Polyglutamyl Derivatives of Folate as Substrates and Inhibitors of Thymidylate Synthetase

• Published in: The Journal of biological chemistry Vol. 249; no. 13; pp. 4100 - 4103
• Main Authors: Kisliuk, Roy L., Gaumont, Yvette, Baugh, Charles M.
• Format: Journal Article
• Language: English
• Published: United States Elsevier Inc 10.07.1974; American Society for Biochemistry and Molecular Biology
• Subjects: Chromatography, DEAE-Cellulose; Folic Acid - metabolism; Glutamates - metabolism; Kinetics; Lactobacillus casei - enzymology; Methyltransferases - metabolism; Sodium Chloride - pharmacology; Tetrahydrofolate Dehydrogenase - metabolism; Thymidylate Synthase - antagonists & inhibitors; Thymidylate Synthase - metabolism
• ISSN: 0021-9258; 1083-351X
• DOI: 10.1016/S0021-9258(19)42488-5

(l)-Tetrahydropteroyltriglutamate and (l)-tetrahydropteroylhexaglutamate were prepared and tested as substrates for thymidylate synthetase (EC 2.1.1.6) (methylenetetrahydrofolate:deoxyuridylate C-methyltransferase) from Lactobacillus casei. Both tetrahydropteroylpolyglutamates were more effective substrates than (l)-tetrahydropteroylglutamate, enhancing the reaction rate 3-fold when compared at 10-5m. Pteroylpolyglutamates and their corresponding dihydro and (d)-tetrahydro forms were inhibitors of the enzyme, the inhibitory potency increasing with the number of glutamyl residues.
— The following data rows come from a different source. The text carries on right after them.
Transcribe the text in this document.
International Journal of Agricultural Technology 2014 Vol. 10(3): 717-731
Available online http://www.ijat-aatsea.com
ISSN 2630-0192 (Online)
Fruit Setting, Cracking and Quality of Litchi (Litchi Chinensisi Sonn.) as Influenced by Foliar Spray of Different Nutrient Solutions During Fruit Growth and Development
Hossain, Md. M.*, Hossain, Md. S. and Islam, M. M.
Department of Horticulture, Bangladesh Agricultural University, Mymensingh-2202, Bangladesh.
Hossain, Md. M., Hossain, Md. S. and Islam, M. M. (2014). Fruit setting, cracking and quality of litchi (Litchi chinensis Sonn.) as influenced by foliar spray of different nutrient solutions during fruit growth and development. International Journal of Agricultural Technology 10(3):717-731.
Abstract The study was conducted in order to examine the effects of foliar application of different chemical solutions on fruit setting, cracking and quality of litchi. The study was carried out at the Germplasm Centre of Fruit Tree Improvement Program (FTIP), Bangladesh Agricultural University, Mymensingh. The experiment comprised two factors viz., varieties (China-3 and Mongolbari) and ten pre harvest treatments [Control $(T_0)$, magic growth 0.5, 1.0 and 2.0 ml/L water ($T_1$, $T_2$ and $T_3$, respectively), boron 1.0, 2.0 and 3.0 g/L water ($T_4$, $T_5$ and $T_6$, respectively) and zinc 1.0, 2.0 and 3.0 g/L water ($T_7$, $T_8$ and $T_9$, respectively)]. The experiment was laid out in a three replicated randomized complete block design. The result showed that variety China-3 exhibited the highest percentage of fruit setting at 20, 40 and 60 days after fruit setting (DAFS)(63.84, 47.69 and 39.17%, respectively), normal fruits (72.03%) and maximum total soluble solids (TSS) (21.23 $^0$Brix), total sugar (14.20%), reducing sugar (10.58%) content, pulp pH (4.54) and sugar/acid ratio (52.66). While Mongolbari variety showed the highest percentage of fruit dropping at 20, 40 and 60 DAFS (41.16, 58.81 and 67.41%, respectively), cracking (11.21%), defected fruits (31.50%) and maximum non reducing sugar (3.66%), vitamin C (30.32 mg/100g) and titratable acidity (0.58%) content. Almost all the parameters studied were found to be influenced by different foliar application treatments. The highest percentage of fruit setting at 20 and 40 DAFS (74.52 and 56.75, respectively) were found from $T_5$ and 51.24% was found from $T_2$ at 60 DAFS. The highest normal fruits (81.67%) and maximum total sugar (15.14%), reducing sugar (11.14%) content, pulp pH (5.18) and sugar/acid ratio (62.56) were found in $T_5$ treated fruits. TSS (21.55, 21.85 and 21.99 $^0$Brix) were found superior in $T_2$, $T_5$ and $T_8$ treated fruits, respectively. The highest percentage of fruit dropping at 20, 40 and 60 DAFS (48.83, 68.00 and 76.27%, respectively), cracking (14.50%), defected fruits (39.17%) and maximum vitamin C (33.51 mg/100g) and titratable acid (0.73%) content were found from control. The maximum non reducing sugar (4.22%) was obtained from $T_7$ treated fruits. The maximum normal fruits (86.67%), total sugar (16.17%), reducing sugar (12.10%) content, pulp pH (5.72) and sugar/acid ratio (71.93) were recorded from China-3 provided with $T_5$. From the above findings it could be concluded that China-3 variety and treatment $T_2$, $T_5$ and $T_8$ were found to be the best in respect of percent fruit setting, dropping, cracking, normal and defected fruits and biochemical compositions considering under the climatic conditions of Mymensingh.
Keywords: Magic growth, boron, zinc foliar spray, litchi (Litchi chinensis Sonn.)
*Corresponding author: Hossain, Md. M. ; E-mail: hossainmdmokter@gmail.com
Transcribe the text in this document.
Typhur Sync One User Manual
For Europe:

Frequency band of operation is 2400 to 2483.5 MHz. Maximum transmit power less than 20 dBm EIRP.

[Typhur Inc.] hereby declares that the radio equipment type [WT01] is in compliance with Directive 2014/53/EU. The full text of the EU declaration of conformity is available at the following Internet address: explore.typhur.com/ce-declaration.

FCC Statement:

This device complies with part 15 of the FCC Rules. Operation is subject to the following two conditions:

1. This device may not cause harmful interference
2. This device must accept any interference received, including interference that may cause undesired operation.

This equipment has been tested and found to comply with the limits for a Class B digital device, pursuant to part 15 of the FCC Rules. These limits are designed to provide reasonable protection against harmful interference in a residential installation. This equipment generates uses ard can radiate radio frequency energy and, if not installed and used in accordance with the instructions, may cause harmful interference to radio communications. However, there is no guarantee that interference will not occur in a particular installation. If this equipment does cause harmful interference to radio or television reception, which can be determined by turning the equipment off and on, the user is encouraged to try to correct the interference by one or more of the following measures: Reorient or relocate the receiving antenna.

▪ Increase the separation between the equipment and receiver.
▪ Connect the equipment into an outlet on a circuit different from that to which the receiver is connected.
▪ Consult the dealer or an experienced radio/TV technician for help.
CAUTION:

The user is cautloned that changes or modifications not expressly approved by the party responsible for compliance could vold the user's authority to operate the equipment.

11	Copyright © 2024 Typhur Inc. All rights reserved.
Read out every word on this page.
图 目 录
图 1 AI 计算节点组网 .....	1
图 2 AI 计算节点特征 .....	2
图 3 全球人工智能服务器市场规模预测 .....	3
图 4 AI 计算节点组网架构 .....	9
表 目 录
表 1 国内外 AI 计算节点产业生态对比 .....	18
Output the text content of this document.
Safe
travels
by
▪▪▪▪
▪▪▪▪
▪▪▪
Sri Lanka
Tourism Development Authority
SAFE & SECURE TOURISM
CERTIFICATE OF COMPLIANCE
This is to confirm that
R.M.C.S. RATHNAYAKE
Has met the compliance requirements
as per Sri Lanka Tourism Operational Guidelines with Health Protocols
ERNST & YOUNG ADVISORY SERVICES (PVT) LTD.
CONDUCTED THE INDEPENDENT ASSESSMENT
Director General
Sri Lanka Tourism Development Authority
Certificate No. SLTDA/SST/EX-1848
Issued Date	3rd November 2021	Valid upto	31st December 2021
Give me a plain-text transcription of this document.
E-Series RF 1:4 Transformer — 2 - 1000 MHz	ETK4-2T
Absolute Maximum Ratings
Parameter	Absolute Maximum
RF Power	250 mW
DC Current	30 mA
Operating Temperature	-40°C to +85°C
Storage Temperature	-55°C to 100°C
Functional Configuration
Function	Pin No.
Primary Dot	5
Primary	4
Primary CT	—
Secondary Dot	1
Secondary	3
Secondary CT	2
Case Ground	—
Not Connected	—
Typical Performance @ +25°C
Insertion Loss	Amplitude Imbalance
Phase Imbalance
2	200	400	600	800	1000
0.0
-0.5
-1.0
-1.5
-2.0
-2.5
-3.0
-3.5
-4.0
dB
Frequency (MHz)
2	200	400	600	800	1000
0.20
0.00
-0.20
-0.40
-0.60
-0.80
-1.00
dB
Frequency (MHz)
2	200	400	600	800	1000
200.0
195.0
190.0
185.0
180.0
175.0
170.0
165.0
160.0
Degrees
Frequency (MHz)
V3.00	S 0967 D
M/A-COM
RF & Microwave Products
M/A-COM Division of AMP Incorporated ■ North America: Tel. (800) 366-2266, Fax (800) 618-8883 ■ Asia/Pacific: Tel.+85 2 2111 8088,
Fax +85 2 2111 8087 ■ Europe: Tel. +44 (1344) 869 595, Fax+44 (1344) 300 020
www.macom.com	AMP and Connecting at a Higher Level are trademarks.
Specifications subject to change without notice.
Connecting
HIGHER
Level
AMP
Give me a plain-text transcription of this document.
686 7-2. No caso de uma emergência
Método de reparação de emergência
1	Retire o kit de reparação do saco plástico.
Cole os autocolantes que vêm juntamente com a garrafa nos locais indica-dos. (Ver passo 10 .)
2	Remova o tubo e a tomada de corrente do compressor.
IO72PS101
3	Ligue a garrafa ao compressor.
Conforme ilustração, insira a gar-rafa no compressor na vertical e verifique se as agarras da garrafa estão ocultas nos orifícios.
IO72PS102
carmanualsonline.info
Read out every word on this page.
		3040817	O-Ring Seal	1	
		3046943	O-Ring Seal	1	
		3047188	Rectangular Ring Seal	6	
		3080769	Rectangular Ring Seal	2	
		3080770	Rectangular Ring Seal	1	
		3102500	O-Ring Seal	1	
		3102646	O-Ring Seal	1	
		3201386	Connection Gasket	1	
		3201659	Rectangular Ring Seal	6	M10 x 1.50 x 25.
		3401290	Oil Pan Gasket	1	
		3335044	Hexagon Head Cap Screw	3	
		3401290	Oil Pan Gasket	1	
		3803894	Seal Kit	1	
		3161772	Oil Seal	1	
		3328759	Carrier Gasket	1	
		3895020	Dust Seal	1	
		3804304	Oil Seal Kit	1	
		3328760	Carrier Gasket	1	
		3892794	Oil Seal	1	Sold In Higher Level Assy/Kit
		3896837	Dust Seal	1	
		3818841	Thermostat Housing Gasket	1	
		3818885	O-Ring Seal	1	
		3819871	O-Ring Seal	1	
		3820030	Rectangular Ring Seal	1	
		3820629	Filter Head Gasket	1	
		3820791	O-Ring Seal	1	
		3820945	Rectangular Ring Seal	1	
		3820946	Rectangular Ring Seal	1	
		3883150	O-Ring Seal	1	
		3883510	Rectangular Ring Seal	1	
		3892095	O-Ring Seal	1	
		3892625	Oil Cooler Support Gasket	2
The concentration for 50% inhibition with pteroylglutamate was 1.5 x 10-4m and for pteroylhexaglutamate 6 x 10-7m. Inhibition by pteroylhexaglutamate, but not that by pteroylglutamate, was abolished in the presence of 0.4 m NaCl. Inhibition obtained with dihydropteroylhexaglutamate and dihydropteroyltriglutamate (50% at 3.2 x 10-6m) is sufficient to warrant consideration of these compounds as physiological regulators of thymidylate formation. p-Aminobenzoylhexaglutamate and hexaglutamate did not inhibit thymidylate synthetase at 10-2m indicating that polyglutamates do not bind to the enzyme in the absence of the pteridine. Dihydropteroyltriglutamate and dihydropteroylhexaglutamate were no more effective than dihydropteroylglutamate as substrates for dihydrofolate reductase (EC 1.5.1.3) (5, 6, 7, 8-tetrahydropteroylglutamate:nicotinamide adenine dinucleotide phosphate oxidoreductase) from L. casei.